I'm just starting out with machine learning. The example I was shown during a mini course I took was the predicting of the sale price of a house given features like:

  • size of house
  • number of floors
  • age of house
  • number of rooms

Given those features, it's trivial to train an algorithm to minimize some cost function, which in the course I took, was the sum of the differences between the value in the training set and the function used to fit it.

My question: how would I work with a feature that is not represented as a number?

For example, what if one of the features was, say, the name of the closest high school?

Best Answer

In most cases, you find a way to turn the non-numeric feature in a numeric one, and then go from there.

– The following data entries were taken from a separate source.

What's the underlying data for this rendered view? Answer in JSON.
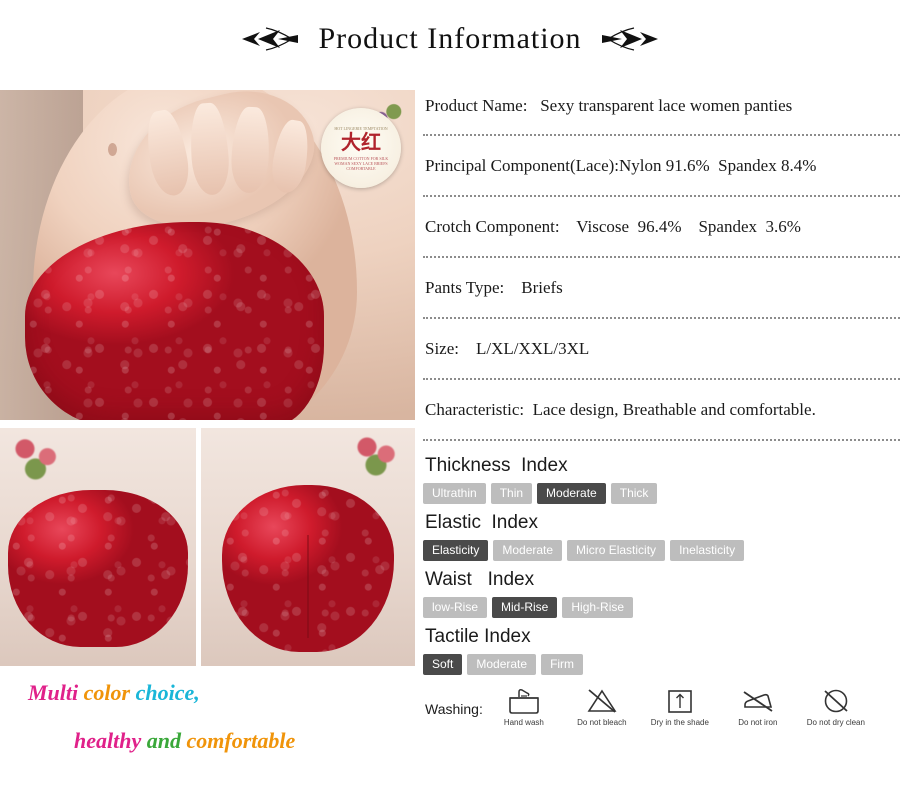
{
  "header": {
    "title": "Product  Information",
    "left_ornament_icon": "ornament-arrow-left-icon",
    "right_ornament_icon": "ornament-arrow-right-icon"
  },
  "gallery": {
    "main_photo_alt": "red lace panties front view on model",
    "bottom_left_photo_alt": "red lace panties front flat lay",
    "bottom_right_photo_alt": "red lace panties back flat lay",
    "stamp": {
      "top_text": "HOT LINGERIE TEMPTATION",
      "chinese": "大红",
      "bottom_text": "PREMIUM COTTON\nFOR SILK WOMAN\nSEXY LACE BRIEFS\nCOMFORTABLE"
    }
  },
  "slogan": {
    "line1": [
      {
        "text": "Multi ",
        "color": "#e0218a"
      },
      {
        "text": "color ",
        "color": "#f0940a"
      },
      {
        "text": "choice,",
        "color": "#19b6d8"
      }
    ],
    "line2": [
      {
        "text": "healthy ",
        "color": "#e0218a"
      },
      {
        "text": "and ",
        "color": "#3aa83a"
      },
      {
        "text": "comfortable",
        "color": "#f0940a"
      }
    ]
  },
  "specs": [
    {
      "label": "Product Name:",
      "value": "Sexy transparent lace women panties"
    },
    {
      "label": "Principal Component(Lace):",
      "value": "Nylon 91.6%  Spandex 8.4%"
    },
    {
      "label": "Crotch Component:",
      "value": "Viscose  96.4%    Spandex  3.6%"
    },
    {
      "label": "Pants Type:",
      "value": "Briefs"
    },
    {
      "label": "Size:",
      "value": "L/XL/XXL/3XL"
    },
    {
      "label": "Characteristic:",
      "value": "Lace design, Breathable and comfortable."
    }
  ],
  "spec_lines": [
    "Product Name:   Sexy transparent lace women panties",
    "Principal Component(Lace):Nylon 91.6%  Spandex 8.4%",
    "Crotch Component:    Viscose  96.4%    Spandex  3.6%",
    "Pants Type:    Briefs",
    "Size:    L/XL/XXL/3XL",
    "Characteristic:  Lace design, Breathable and comfortable."
  ],
  "indexes": [
    {
      "title": "Thickness  Index",
      "options": [
        {
          "label": "Ultrathin",
          "selected": false
        },
        {
          "label": "Thin",
          "selected": false
        },
        {
          "label": "Moderate",
          "selected": true
        },
        {
          "label": "Thick",
          "selected": false
        }
      ]
    },
    {
      "title": "Elastic  Index",
      "options": [
        {
          "label": "Elasticity",
          "selected": true
        },
        {
          "label": "Moderate",
          "selected": false
        },
        {
          "label": "Micro Elasticity",
          "selected": false
        },
        {
          "label": "Inelasticity",
          "selected": false
        }
      ]
    },
    {
      "title": "Waist   Index",
      "options": [
        {
          "label": "low-Rise",
          "selected": false
        },
        {
          "label": "Mid-Rise",
          "selected": true
        },
        {
          "label": "High-Rise",
          "selected": false
        }
      ]
    },
    {
      "title": "Tactile Index",
      "options": [
        {
          "label": "Soft",
          "selected": true
        },
        {
          "label": "Moderate",
          "selected": false
        },
        {
          "label": "Firm",
          "selected": false
        }
      ]
    }
  ],
  "washing": {
    "label": "Washing:",
    "icons": [
      {
        "icon": "hand-wash-icon",
        "caption": "Hand wash"
      },
      {
        "icon": "do-not-bleach-icon",
        "caption": "Do not bleach"
      },
      {
        "icon": "dry-in-shade-icon",
        "caption": "Dry in the shade"
      },
      {
        "icon": "do-not-iron-icon",
        "caption": "Do not iron"
      },
      {
        "icon": "do-not-dry-clean-icon",
        "caption": "Do not dry clean"
      }
    ]
  },
  "colors": {
    "chip_inactive": "#bdbdbd",
    "chip_active": "#4a4a4a",
    "product_red": "#cf1b2c",
    "divider": "#8c8c8c"
  }
}
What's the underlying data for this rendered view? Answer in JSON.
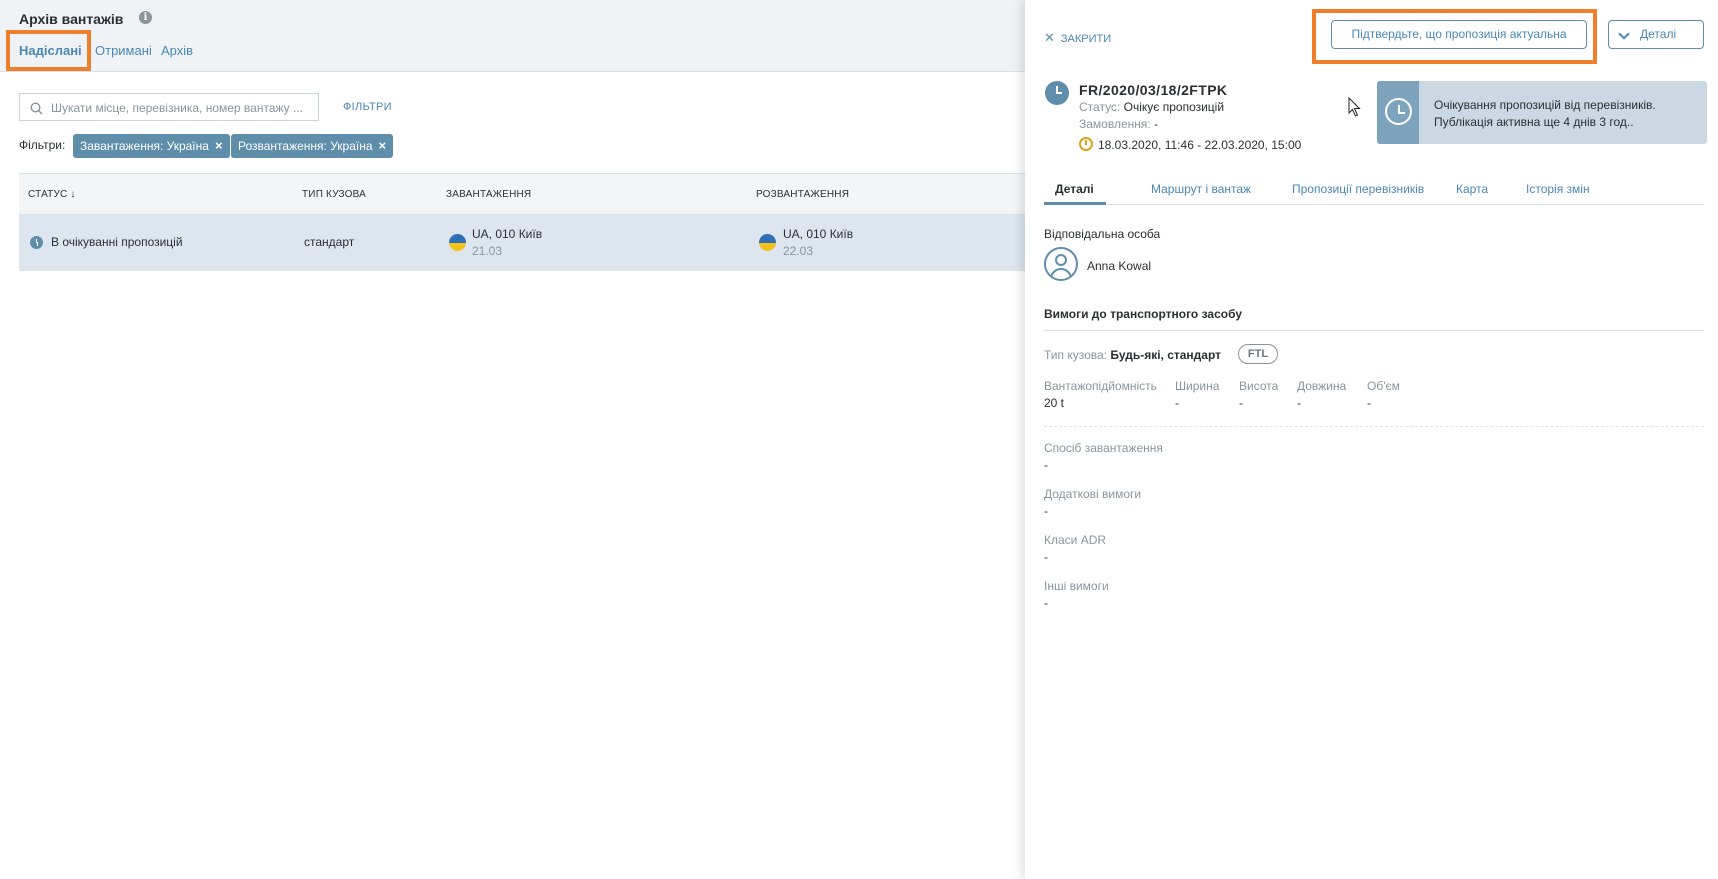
{
  "header": {
    "title": "Архів вантажів",
    "info_icon": "i",
    "tabs": [
      {
        "label": "Надіслані",
        "active": true
      },
      {
        "label": "Отримані",
        "active": false
      },
      {
        "label": "Архів",
        "active": false
      }
    ]
  },
  "search": {
    "placeholder": "Шукати місце, перевізника, номер вантажу ...",
    "filters_link": "ФІЛЬТРИ"
  },
  "filters": {
    "label": "Фільтри:",
    "chips": [
      {
        "label": "Завантаження: Україна",
        "remove": "×"
      },
      {
        "label": "Розвантаження: Україна",
        "remove": "×"
      }
    ]
  },
  "table": {
    "columns": [
      "СТАТУС ↓",
      "ТИП КУЗОВА",
      "ЗАВАНТАЖЕННЯ",
      "РОЗВАНТАЖЕННЯ"
    ],
    "rows": [
      {
        "status": "В очікуванні пропозицій",
        "body_type": "стандарт",
        "loading_place": "UA, 010 Київ",
        "loading_date": "21.03",
        "unloading_place": "UA, 010 Київ",
        "unloading_date": "22.03"
      }
    ]
  },
  "panel": {
    "close_label": "ЗАКРИТИ",
    "close_icon": "✕",
    "confirm_button": "Підтвердьте, що пропозиція актуальна",
    "details_button": "Деталі",
    "order_number": "FR/2020/03/18/2FTPK",
    "status_label": "Статус:",
    "status_value": "Очікує пропозицій",
    "order_label": "Замовлення:",
    "order_value": "-",
    "date_range": "18.03.2020, 11:46 - 22.03.2020, 15:00",
    "banner_line1": "Очікування пропозицій від перевізників.",
    "banner_line2": "Публікація активна ще 4 днів 3 год..",
    "tabs": [
      "Деталі",
      "Маршрут і вантаж",
      "Пропозиції перевізників",
      "Карта",
      "Історія змін"
    ],
    "responsible_label": "Відповідальна особа",
    "responsible_name": "Anna Kowal",
    "vehicle_section": "Вимоги до транспортного засобу",
    "body_type_label": "Тип кузова:",
    "body_type_value": "Будь-які, стандарт",
    "ftl_badge": "FTL",
    "specs": [
      {
        "label": "Вантажопідйомність",
        "value": "20 t"
      },
      {
        "label": "Ширина",
        "value": "-"
      },
      {
        "label": "Висота",
        "value": "-"
      },
      {
        "label": "Довжина",
        "value": "-"
      },
      {
        "label": "Об'єм",
        "value": "-"
      }
    ],
    "requirements": [
      {
        "label": "Спосіб завантаження",
        "value": "-"
      },
      {
        "label": "Додаткові вимоги",
        "value": "-"
      },
      {
        "label": "Класи ADR",
        "value": "-"
      },
      {
        "label": "Інші вимоги",
        "value": "-"
      }
    ]
  },
  "colors": {
    "accent": "#4b87b4",
    "chip_bg": "#5f8eab",
    "highlight": "#f07f2c",
    "row_selected": "#dde6ee"
  }
}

The simplest solution is to generate a set of indicator variables. For example, if you have $n$ different schools, you might add a set of $n$ variables $S_1, S_2, \ldots S_n$ to each data point. To indicate that $i$th school on your list is the closest, set $S_i = 1$ and set the rest of the variables to zero. This works well when 1) the identity of the closest school matters and 2) you can enumerate the schools present in your data set.

You might also think that the school identity per se doesn't actually carry much information; it's just a proxy for information about school size, test scores, student:teacher ratio, etc. You could join your data set with another data source that has that sort of information. The features would now be something like "size of the nearest high school", "Average SAT score at the nearest high school", etc.

It's also possible that the name of the school has a little bit of signal in it. For example, a good school system might have magnet and/or lab schools in it. You could design features to extract these from a string containing the school name. These would then be added, as indicator variables, to your feature set. This process, often called feature engineering, may require some domain knowledge.

However, in some cases, you can work directly on the non-numeric data. This is particularly true when building a discriminative classifier (or anything else using distances). For example, there are special kernels for support vector machines that allow you directly operate on strings (e.g., http://www.jmlr.org/papers/volume2/lodhi02a/lodhi02a.pdf), without turning them into something like a bag-of-words vector or something like that.